Sie wird nicht scheitern. Wir können uns jetzt noch entscheiden: wollen wir bei der Machtergreifung der Kunst dabei sein, oder nicht. Wir können uns natürlich gegen die Kunst stellen, dann wird sie sich auch irgendwann zurückziehen, in dem Sinne, indem wir uns selbst vernichtet haben und dann wird sie ja eh herrschen. Sie herrscht ja eh.

Insofern ist Kunst im Bereich der Natur angesiedelt und nicht als Produkt der Kultur zu verstehen?

Ja, sie ist natürlich. Kunst ist die totale Natur. Aber auch die Natur ist der Kunst untergeordnet.

Sie ist ja auch ein Teil der Natur des Menschen.

Ja absolut.

Dessen Natur wiederum der Kunst ein Hindernis ist.

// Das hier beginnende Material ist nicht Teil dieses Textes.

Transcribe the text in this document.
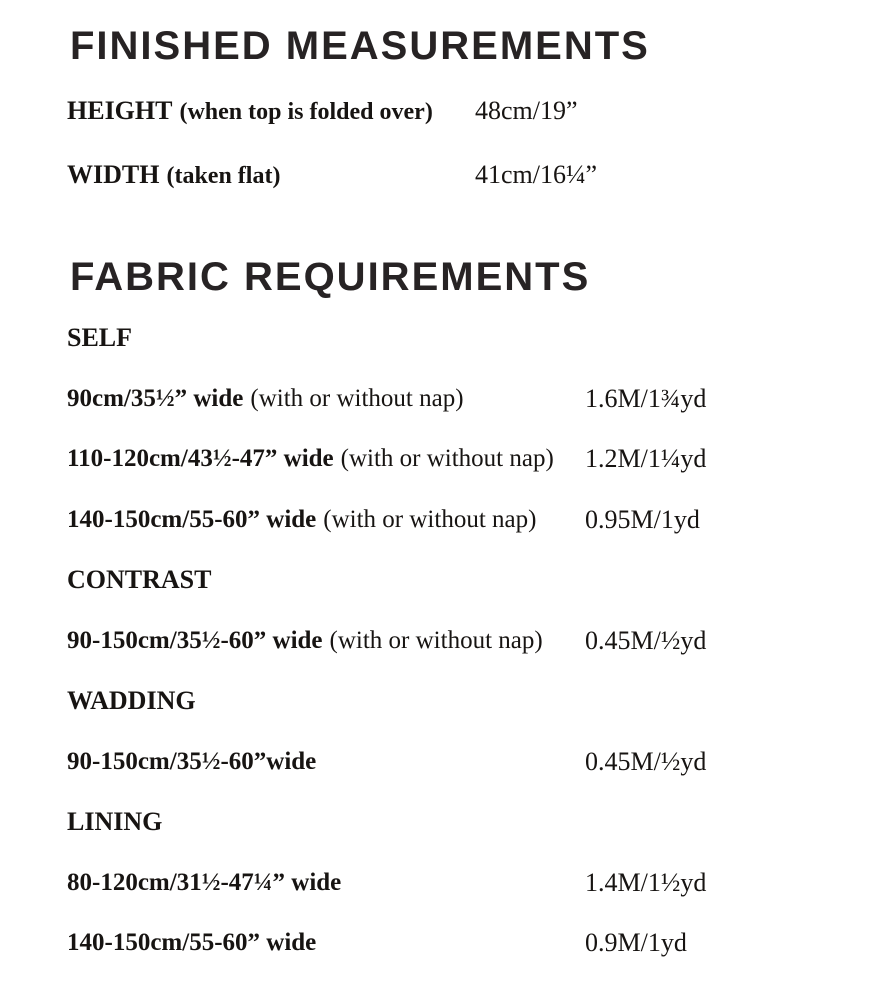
FINISHED MEASUREMENTS
HEIGHT (when top is folded over) 48cm/19”
WIDTH (taken flat)	41cm/16¼”
FABRIC REQUIREMENTS
SELF
90cm/35½” wide (with or without nap)	1.6M/1¾yd
110-120cm/43½-47” wide (with or without nap) 1.2M/1¼yd
140-150cm/55-60” wide (with or without nap) 0.95M/1yd
CONTRAST
90-150cm/35½-60” wide (with or without nap) 0.45M/½yd
WADDING
90-150cm/35½-60”wide	0.45M/½yd
LINING
80-120cm/31½-47¼” wide	1.4M/1½yd
140-150cm/55-60” wide	0.9M/1yd
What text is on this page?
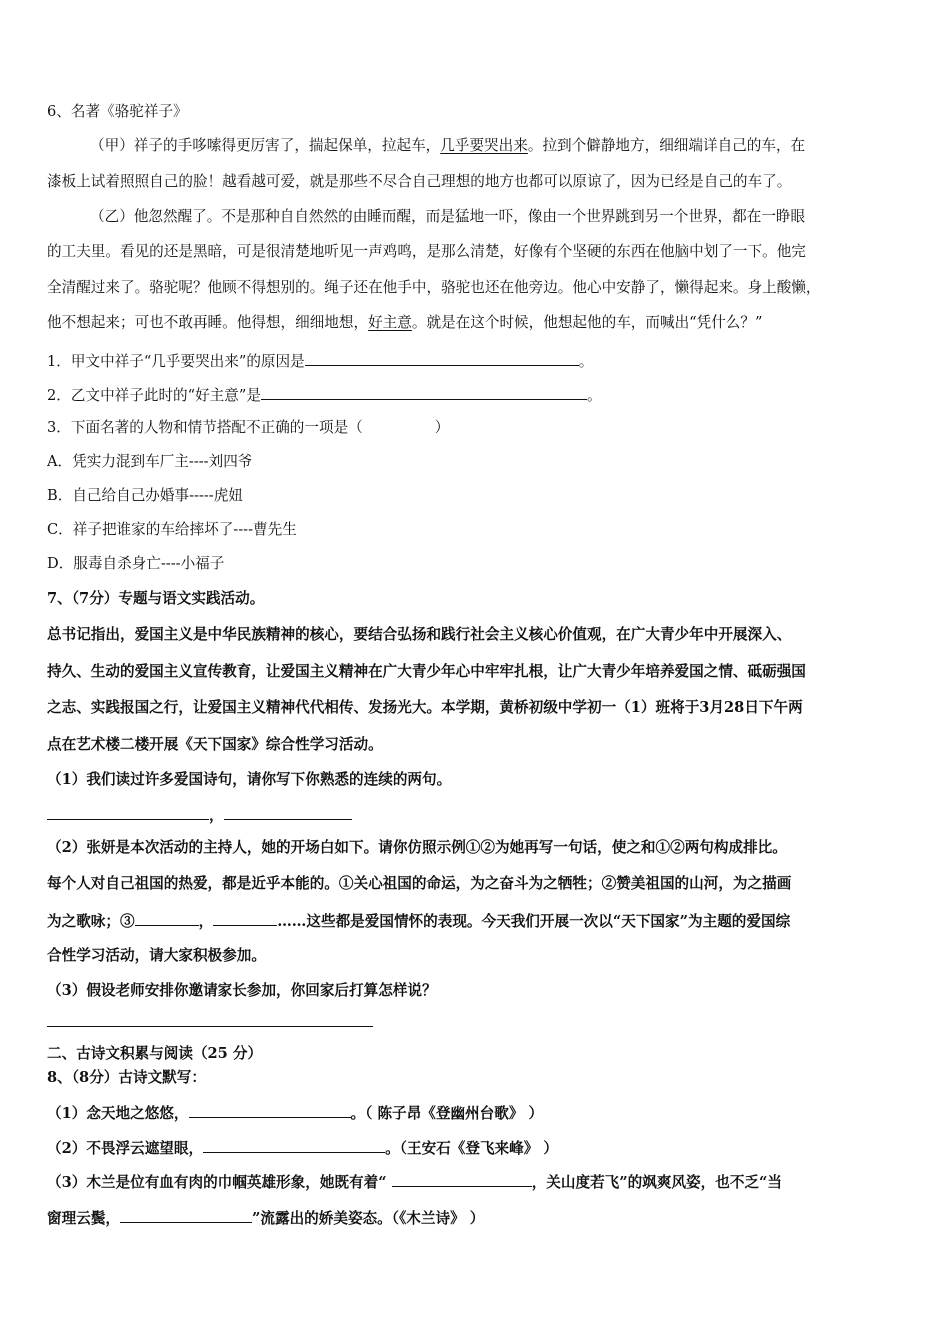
6、名著《骆驼祥子》
（甲）祥子的手哆嗦得更厉害了，揣起保单，拉起车，几乎要哭出来。拉到个僻静地方，细细端详自己的车，在
漆板上试着照照自己的脸！越看越可爱，就是那些不尽合自己理想的地方也都可以原谅了，因为已经是自己的车了。
（乙）他忽然醒了。不是那种自自然然的由睡而醒，而是猛地一吓，像由一个世界跳到另一个世界，都在一睁眼
的工夫里。看见的还是黑暗，可是很清楚地听见一声鸡鸣，是那么清楚，好像有个坚硬的东西在他脑中划了一下。他完
全清醒过来了。骆驼呢？他顾不得想别的。绳子还在他手中，骆驼也还在他旁边。他心中安静了，懒得起来。身上酸懒，
他不想起来；可也不敢再睡。他得想，细细地想，好主意。就是在这个时候，他想起他的车，而喊出“凭什么？”
1．甲文中祥子“几乎要哭出来”的原因是	。
2．乙文中祥子此时的“好主意”是	。
3．下面名著的人物和情节搭配不正确的一项是（	）
A．凭实力混到车厂主----刘四爷
B．自己给自己办婚事-----虎妞
C．祥子把谁家的车给摔坏了----曹先生
D．服毒自杀身亡----小福子
7、（7分）专题与语文实践活动。
总书记指出，爱国主义是中华民族精神的核心，要结合弘扬和践行社会主义核心价值观，在广大青少年中开展深入、
持久、生动的爱国主义宣传教育，让爱国主义精神在广大青少年心中牢牢扎根，让广大青少年培养爱国之情、砥砺强国
之志、实践报国之行，让爱国主义精神代代相传、发扬光大。本学期，黄桥初级中学初一（1）班将于3月28日下午两
点在艺术楼二楼开展《天下国家》综合性学习活动。
（1）我们读过许多爱国诗句，请你写下你熟悉的连续的两句。
，
（2）张妍是本次活动的主持人，她的开场白如下。请你仿照示例①②为她再写一句话，使之和①②两句构成排比。
每个人对自己祖国的热爱，都是近乎本能的。①关心祖国的命运，为之奋斗为之牺牲；②赞美祖国的山河，为之描画
为之歌咏；③	，	……这些都是爱国情怀的表现。今天我们开展一次以“天下国家”为主题的爱国综
合性学习活动，请大家积极参加。
（3）假设老师安排你邀请家长参加，你回家后打算怎样说？
二、古诗文积累与阅读（25 分）
8、（8分）古诗文默写：
（1）念天地之悠悠，	。（ 陈子昂《登幽州台歌》 ）
（2）不畏浮云遮望眼，	。（王安石《登飞来峰》 ）
（3）木兰是位有血有肉的巾帼英雄形象，她既有着“	，关山度若飞”的飒爽风姿，也不乏“当
窗理云鬓，	”流露出的娇美姿态。（《木兰诗》 ）
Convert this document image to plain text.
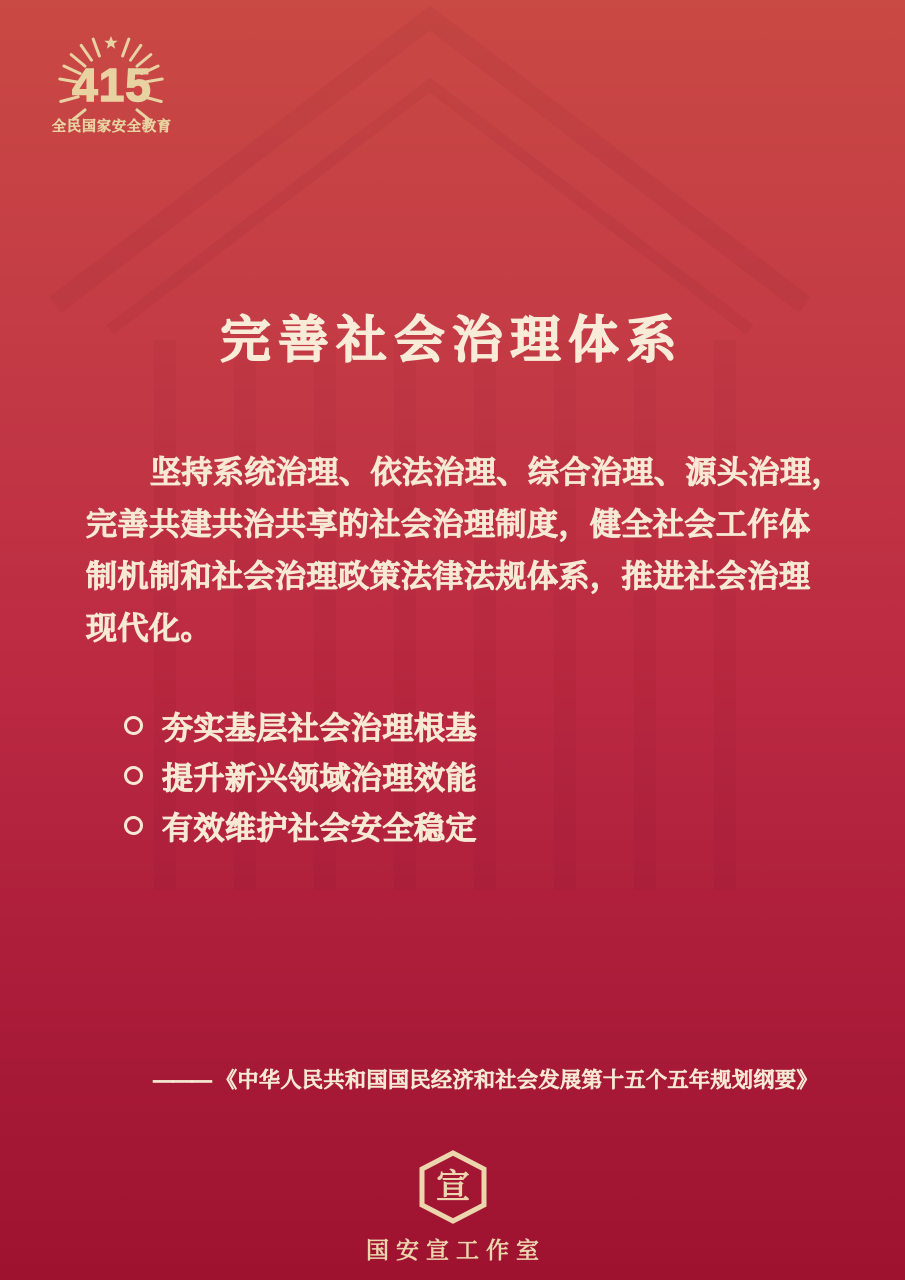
415
全民国家安全教育
完善社会治理体系
坚持系统治理、依法治理、综合治理、源头治理，
完善共建共治共享的社会治理制度，健全社会工作体
制机制和社会治理政策法律法规体系，推进社会治理
现代化。
夯实基层社会治理根基
提升新兴领域治理效能
有效维护社会安全稳定
——— 《中华人民共和国国民经济和社会发展第十五个五年规划纲要》
宣
国安宣工作室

Wir selbst stellen unseren Geist gegen unseren Metabolismus. Unser Gehirn ist auch nur eine Drüse, wir denken aber, dass unser Geist so viel wichtiger wäre, aber diese fünf Prozent mehr Vergeistigung, die wir haben, gegenüber der Tierwelt, benutzen wir nicht um noch demütiger zu sein als Tiere. Warum begreifen wir nicht, dass es geil ist so zu sein wie eine Ameise oder wie ein Vogelschwarm. Aussteiger im Vogelschwarm werden aufgefressen. Der Mensch erlaubt sich das ganze Aussteigertum. Ich bin besser als du, ich mach was anderes, meine Seele ist geiler, ich hab größere Gefühle. Ist doch alles Dreck, Seele gibt’s doch gar nicht, eine pupsdemokratische Erfindung ist das. Oder Gefühle, wir haben alle die gleichen Gefühle. Es wird uns nur eingeredet, dass der eine tiefere hätte as der andere. Da wird einem gesagt, jemand ist ein Guru. Oder der Typ weiß mehr als ich. Und das wird immer wieder so gemacht. Was ist denn das für’n Scheiß, weg mit den Gurus! Die sollen auf ne Insel und sich selbst anguruen. Die ganze Zeit von morgens bis abends, diese Dreckstypen. Diese Sekten. Jede Religion ist eine Sekte. Das muss endlich mal begriffen werden. Kunst ist keine Religion. Aber jede Religion ist Kunst. Das ist so entscheidend!

Welche Rolle wirst du spielen, wenn die Diktatur Kunst herrscht?

Gar keine mehr. Das ist nämlich das Tolle, dann kann man endlich wieder beruhigt schlafen.